Machine Learning for More Efficient Traffic Flows: End-Time Predictions for Accidents
Information
Författare: Gabriel Martens, Hugo AsztélyBeräknat färdigt: 2025-06
Handledare: Beatrice Fritz
Handledares företag/institution: Sweco
Ämnesgranskare: Lars Oestreicher
Övrigt: -
Presentationer
Presentation av Gabriel MartensPresentationstid: 2025-05-26 15:15
Presentation av Hugo Asztély
Presentationstid: 2025-05-26 16:15
Opponenter: Nina Persson, Lovisa Nilsson
Abstract
Road traffic accidents pose significant problems on Swedish roads, not only in their own dev- astating nature for the people involved but also because they tend to disrupt traffic flow. The Swedish Transport Administration, Trafikverket, actively works towards decreasing the negative consequences of accidents through coordinating traffic and communicating information to SOS, road assistance and other personnel in order to efficiently handle the incidents.

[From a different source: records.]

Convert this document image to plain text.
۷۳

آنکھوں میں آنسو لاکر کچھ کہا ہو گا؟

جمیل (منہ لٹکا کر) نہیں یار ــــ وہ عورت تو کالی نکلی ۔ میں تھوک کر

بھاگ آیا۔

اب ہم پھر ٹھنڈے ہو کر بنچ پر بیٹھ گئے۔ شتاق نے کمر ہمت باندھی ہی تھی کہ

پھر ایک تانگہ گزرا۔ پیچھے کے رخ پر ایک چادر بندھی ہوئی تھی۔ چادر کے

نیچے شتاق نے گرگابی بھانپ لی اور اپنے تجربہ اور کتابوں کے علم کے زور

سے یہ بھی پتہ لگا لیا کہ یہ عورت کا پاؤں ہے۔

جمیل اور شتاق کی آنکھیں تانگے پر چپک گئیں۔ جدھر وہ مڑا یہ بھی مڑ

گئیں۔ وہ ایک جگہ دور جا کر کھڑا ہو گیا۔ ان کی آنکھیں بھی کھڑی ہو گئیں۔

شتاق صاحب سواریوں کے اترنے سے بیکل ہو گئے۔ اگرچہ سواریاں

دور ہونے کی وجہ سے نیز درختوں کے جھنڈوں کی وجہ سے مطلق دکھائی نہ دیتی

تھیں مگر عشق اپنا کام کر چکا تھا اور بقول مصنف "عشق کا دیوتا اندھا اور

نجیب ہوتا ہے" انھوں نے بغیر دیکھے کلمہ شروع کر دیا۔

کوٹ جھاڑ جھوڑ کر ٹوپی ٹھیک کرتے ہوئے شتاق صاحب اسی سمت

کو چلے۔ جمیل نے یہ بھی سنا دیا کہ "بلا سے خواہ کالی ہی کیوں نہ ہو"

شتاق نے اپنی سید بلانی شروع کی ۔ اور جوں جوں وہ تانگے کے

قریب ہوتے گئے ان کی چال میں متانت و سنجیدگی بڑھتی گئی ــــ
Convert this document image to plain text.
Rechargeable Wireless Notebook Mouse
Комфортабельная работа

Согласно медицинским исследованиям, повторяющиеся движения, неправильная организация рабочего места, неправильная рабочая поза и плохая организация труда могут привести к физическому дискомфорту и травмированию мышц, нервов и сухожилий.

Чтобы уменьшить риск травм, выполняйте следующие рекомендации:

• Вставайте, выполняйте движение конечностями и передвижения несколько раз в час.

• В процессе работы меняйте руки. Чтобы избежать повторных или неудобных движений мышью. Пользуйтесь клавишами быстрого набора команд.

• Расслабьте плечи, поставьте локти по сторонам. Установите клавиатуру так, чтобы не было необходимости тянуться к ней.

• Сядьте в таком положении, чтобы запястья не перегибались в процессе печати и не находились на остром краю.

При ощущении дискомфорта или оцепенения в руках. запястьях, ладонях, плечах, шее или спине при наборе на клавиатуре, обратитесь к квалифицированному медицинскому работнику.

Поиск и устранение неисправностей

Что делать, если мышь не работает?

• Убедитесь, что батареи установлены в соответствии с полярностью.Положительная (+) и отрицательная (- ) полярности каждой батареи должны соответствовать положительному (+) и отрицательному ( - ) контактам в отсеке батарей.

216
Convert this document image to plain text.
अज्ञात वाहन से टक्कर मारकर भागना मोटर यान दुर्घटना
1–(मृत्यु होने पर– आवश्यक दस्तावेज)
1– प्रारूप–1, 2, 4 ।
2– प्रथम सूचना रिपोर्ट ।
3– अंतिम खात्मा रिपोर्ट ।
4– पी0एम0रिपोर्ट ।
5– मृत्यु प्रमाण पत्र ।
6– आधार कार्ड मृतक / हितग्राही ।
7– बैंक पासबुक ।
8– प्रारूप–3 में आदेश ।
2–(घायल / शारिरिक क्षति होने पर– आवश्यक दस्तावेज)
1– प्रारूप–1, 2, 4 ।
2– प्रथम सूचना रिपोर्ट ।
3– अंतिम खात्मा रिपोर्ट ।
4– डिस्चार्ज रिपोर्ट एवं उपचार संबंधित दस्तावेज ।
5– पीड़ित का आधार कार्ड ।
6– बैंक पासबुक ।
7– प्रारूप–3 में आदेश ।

Road traffic op- erators in Stockholm and Skåne publish announcements of accidents, in which they describe the type and location of accidents as well as give an end-time estimate, for when they think the state of the road and traffic flow will return to normal operation. The accident data is registered into a database called Nationellt Trafikledningssystem, NTS, where an array of information is stored for each accident, together with mentioned end-time estimate. This thesis explores the possibility of using predictive analysis, machine learning, in the task of predicting traffic accident end-times, based on historical road traffic accident data. The goal is to make estimates that outperform the manual ones set by the road traffic operators and hopefully prove that such techniques can be used in the future. Through preprocessing, NTS and meterological data were merged and transformed for a wide range of machine learning models with the top performers being Extreme Gradient Boosting, XGBoost and Support Vector Regressor, SVR. The thesis concludes that it is possible to successfully use machine learning models to predict end-times for accidents on the roads of Stockholm and Skåne, while also outperforming the ones set by Trafikverket. It is however important to consider the complex system of road traffic. Some accidents’ end-times are more important to predict than others depending on time, place and severity. Suggested im- provements include the use of more detailed attributes, more descriptive of the actual accidents, as well as better quality control for NTS data registration. The results of this thesis can be seen as a proof of concept and an assistive tool rather than an applicable method.